Post-editing of machine translation output (MTPE) is the process of reviewing machine translated content and editing it in such a way that it meets the requirements of the client.
Two types of post-editing (PE)
Before commencing work on a post-editing job, you should ensure whether the task is Full post-editing or Light post-editing.
- Full post-editing
- human-like publishable quality (same as if no MT had been used)
The goal of full post-editing is to make the most of the usable parts of the MT text, and at the same time, to make the translation linguistically correct, stylistically good, terminologically accurate, and consistent.
- Light post-editing
- understandable level of translation (making the most of the MT, focusing on speed over quality)
The goal of light post-editing is to make the MT text understandable and adhere to client's specific requirements concerning the quality of certain elements of the text, e.g.: the client may ask to make sure that product names are left untranslated, or always capitalised, etc.
In most Sandberg MTPE projects, MT is used as a productivity tool in the same way as CAT tools are used. The quality of post-edited MT output (final product) expected during the delivery needs to be clearly defined during project's set-up. And any specific client's requirements concerning the translation quality need to be included in the project's instructions.
Our clients usually order full MTPE, where the final product should be of the same high quality as human translation.

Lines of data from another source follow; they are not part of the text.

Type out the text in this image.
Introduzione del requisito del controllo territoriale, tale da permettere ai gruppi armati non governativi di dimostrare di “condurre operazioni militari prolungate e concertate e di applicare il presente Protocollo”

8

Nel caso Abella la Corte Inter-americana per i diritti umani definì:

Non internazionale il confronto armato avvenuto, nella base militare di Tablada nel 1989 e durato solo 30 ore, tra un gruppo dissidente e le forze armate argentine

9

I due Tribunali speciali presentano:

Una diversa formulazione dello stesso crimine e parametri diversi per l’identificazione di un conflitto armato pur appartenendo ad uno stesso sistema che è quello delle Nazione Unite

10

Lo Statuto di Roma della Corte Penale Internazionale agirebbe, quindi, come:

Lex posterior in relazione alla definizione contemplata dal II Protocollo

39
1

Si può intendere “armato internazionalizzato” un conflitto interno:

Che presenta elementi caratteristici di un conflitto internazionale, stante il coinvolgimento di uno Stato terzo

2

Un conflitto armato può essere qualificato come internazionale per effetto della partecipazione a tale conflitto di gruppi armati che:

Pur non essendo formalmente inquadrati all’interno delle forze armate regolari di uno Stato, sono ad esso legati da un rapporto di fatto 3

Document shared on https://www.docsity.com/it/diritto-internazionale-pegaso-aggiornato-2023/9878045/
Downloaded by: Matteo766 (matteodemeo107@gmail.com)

If the client specifically requests light MTPE, where the translation quality is lower, their decision is usually financially motivated. Light post-editing is cheaper and less time-consuming, therefore post-editors will not be paid more even if they spend more time producing better quality than requested.
Important MTPE details
Always consider the below points when post-editing a project which involves MT:
MT suggestions in CAT tools
Usually, the client provides pretranslated files, in which the MT output is already inserted in the target segments in the CAT tool used in a particular project. In most cases, any matches above 70-75% come from TM(s), and are handled as in any project. Anything below a 70-75% match is machine-translated content and requires post-editing (full or light). If there is no existing TM leverage, the whole text may be machine translated. Post-editors can choose whether to opt for the MT match, a lower TM fuzzy match, or come up with their own translation. But the goal of post-editing is to identify usable parts of MT text and build around these rather than ignore MT suggestions completely and start translating from scratch.
MTPE training
MTPE is a different challenge than regular translation and we recommend undertaking some training to help you become more efficient post-editors.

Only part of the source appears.